Marché public négocié avec un seul opérateur

Les marchés publics locaux relèvent toujours des directives du 26 février 2014, y compris s’ils sont subventionnés par le budget de l’Union européenne.

En Bulgarie, la commune de Razlog a passé un marché public dans des conditions qui interpellent le vice-ministre de l’aménagement du territoire et des travaux publics. Celui-ci saisit la Cour administrative suprême, équivalent bulgare du Conseil d’État français, pour en obtenir l’annulation. Comme il s’agit d’un cas inhabituel, le juge administratif demande à la Cour de justice de l’Union européenne (CJUE) de rendre une décision préjudicielle.

Un marché public financé par l’Union n’est pas un marché public de l’Union

La CJUE commence par corriger une erreur d’interprétation du droit européen : on ne peut pas appliquer dans cette affaire l’article 160, paragraphes 1 et 2, du règlement (UE, Euratom) 2018/1046 du 18 juillet 2018 relatif aux règles financières applicables au budget général de l’Union, ni d’autres dispositions de même nature. Ces textes ne concernent que les marchés publics passés par les organes de l’Union européenne, et non ceux des pouvoirs adjudicateurs des États membres, quand bien même les marchés de ces pouvoirs adjudicateurs sont financés par des ressources provenant des Fonds structurels et d’investissement européens.

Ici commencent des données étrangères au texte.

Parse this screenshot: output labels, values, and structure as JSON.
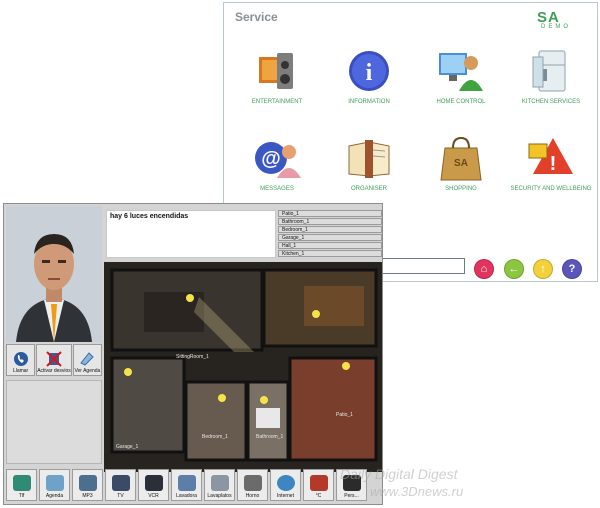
{
  "service": {
    "title": "Service",
    "logo": {
      "big": "SA",
      "small": "DEMO"
    },
    "tiles": [
      {
        "label": "ENTERTAINMENT",
        "icon": "tv-icon"
      },
      {
        "label": "INFORMATION",
        "icon": "info-icon"
      },
      {
        "label": "HOME CONTROL",
        "icon": "home-control-icon"
      },
      {
        "label": "KITCHEN SERVICES",
        "icon": "fridge-icon"
      },
      {
        "label": "MESSAGES",
        "icon": "email-icon"
      },
      {
        "label": "ORGANISER",
        "icon": "organiser-icon"
      },
      {
        "label": "SHOPPING",
        "icon": "shopping-bag-icon"
      },
      {
        "label": "SECURITY AND WELLBEING",
        "icon": "security-icon"
      }
    ],
    "nav": [
      {
        "name": "home",
        "color": "#e2345c",
        "glyph": "⌂"
      },
      {
        "name": "back",
        "color": "#8cc63f",
        "glyph": "←"
      },
      {
        "name": "up",
        "color": "#f2d13a",
        "glyph": "↑"
      },
      {
        "name": "help",
        "color": "#5a57b8",
        "glyph": "?"
      }
    ]
  },
  "home": {
    "message": "hay 6 luces encendidas",
    "rooms": [
      "Patio_1",
      "Bathroom_1",
      "Bedroom_1",
      "Garage_1",
      "Hall_1",
      "Kitchen_1"
    ],
    "contact_buttons": [
      {
        "label": "Llamar",
        "icon": "phone-icon"
      },
      {
        "label": "Activar desvios",
        "icon": "call-forward-icon"
      },
      {
        "label": "Ver Agenda",
        "icon": "agenda-icon"
      }
    ],
    "plan_labels": {
      "sitting": "SittingRoom_1",
      "garage": "Garage_1",
      "bedroom": "Bedroom_1",
      "bathroom": "Bathroom_1",
      "patio": "Patio_1"
    },
    "toolbar": [
      {
        "label": "Tlf",
        "color": "#2f8a76"
      },
      {
        "label": "Agenda",
        "color": "#6fa2c8"
      },
      {
        "label": "MP3",
        "color": "#4b6f8d"
      },
      {
        "label": "TV",
        "color": "#3b4a66"
      },
      {
        "label": "VCR",
        "color": "#2a2f3a"
      },
      {
        "label": "Lavadora",
        "color": "#5d7ea6"
      },
      {
        "label": "Lavaplatos",
        "color": "#8c96a2"
      },
      {
        "label": "Horno",
        "color": "#6b6b6b"
      },
      {
        "label": "Internet",
        "color": "#3d86c2"
      },
      {
        "label": "°C",
        "color": "#b33a2a"
      },
      {
        "label": "Pers...",
        "color": "#2b2b2b"
      }
    ]
  },
  "watermark": {
    "line1": "Daily Digital Digest",
    "line2": "www.3Dnews.ru"
  }
}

Pour ces marchés-là, il faut se référer aux directives du 26 février 2014, et en l’occurrence à la directive 2014/24/UE sur la passation des marchés publics, telle que modifiée par le règlement délégué (UE) 2015/2170 du 24 novembre 2015. Toute la question est de savoir si le marché en cause a bien respecté ce texte.

Sa conclusion a été toute une affaire : la commune avait d’abord lancé une procédure ouverte, tout à fait classique, mais elle n’a reçu qu’une seule offre, qui plus est inappropriée. Elle a donc clos cette procédure. Ensuite, elle a lancé une procédure négociée sans publicité préalable, avec un seul opérateur économique, mais en reprenant « sans modification substantielle les conditions initiales du marché », comme le relève la CJUE. Pour compléter le tableau, ajoutons que « l’objet du marché en cause ne présente objectivement pas de spécificités justifiant de confier exclusivement son exécution à cet opérateur ».

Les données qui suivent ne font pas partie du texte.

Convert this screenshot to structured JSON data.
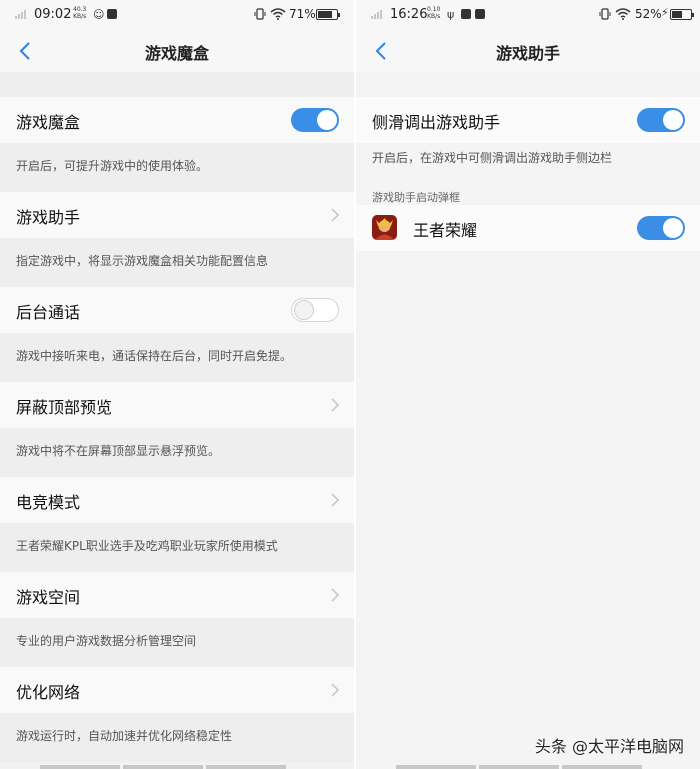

Procédure négociée sans publication préalable en l’absence d’offre

Or cette situation est bien prévue par l’article 32, paragraphe 2, de la directive 2014/24/UE : « Il est possible de recourir à la procédure négociée sans publication préalable pour des marchés publics […] lorsque aucune offre ou aucune offre appropriée ou aucune demande ou aucune demande appropriée de participation n’a été déposée en réponse à une procédure ouverte ou restreinte, pour autant que les conditions initiales du marché ne soient pas substantiellement modifiées et qu’un rapport soit communiqué à la Commission, à sa demande. »

C’est exactement ce qui s’est passé dans le cas présent, et la CJUE insiste sur la bonne foi de la commune de Razlog et sur son respect du droit européen, en se référant à l’article 18, paragraphe 1, de la directive : « Les pouvoirs adjudicateurs traitent les opérateurs économiques sur un pied d’égalité et sans discrimination et agissent d’une manière transparente et proportionnée. » Ce qui a été le cas en l’occurrence, n’en déplaise au vice-ministre bulgare de l’aménagement du territoire et des travaux publics.

Arrêt de la Cour (huitième chambre) du 16 juin 2022 (demande de décision préjudicielle du Varhoven administrativen sad — Bulgarie) — Zamestnik-ministar na regionalnoto razvitie i blagoustroystvoto i rakovoditel na Upravlyavashtia organ na Operativna programa « Regioni v rastezh » 2014-2020 / Obshtina Razlog (Affaire C-376/21) [Renvoi préjudiciel – Passation des marchés publics – Règlement (UE, Euratom) 2018/1046 – Règlement (UE, Euratom) n966/2012 – Inapplicabilité aux marchés publics passés par des États membres et financés par des ressources provenant des Fonds structurels et d’investissement européens – Directive 2014/24/UE – Renvoi direct et inconditionnel dans la législation nationale à des dispositions du droit de l’Union – Applicabilité à un marché dont la valeur estimée est inférieure au seuil fixé par la directive – Article 32, paragraphe 2, sous a) – Faculté pour un pouvoir adjudicateur de lancer une invitation à participer à une procédure négociée sans publication préalable à un seul opérateur économique, après avoir constaté le caractère infructueux d’une procédure ouverte antérieure – Obligation de conserver les conditions initiales du marché sans introduire de modifications substantielles] (JOUE C 303, 8 août 2022, p. 8).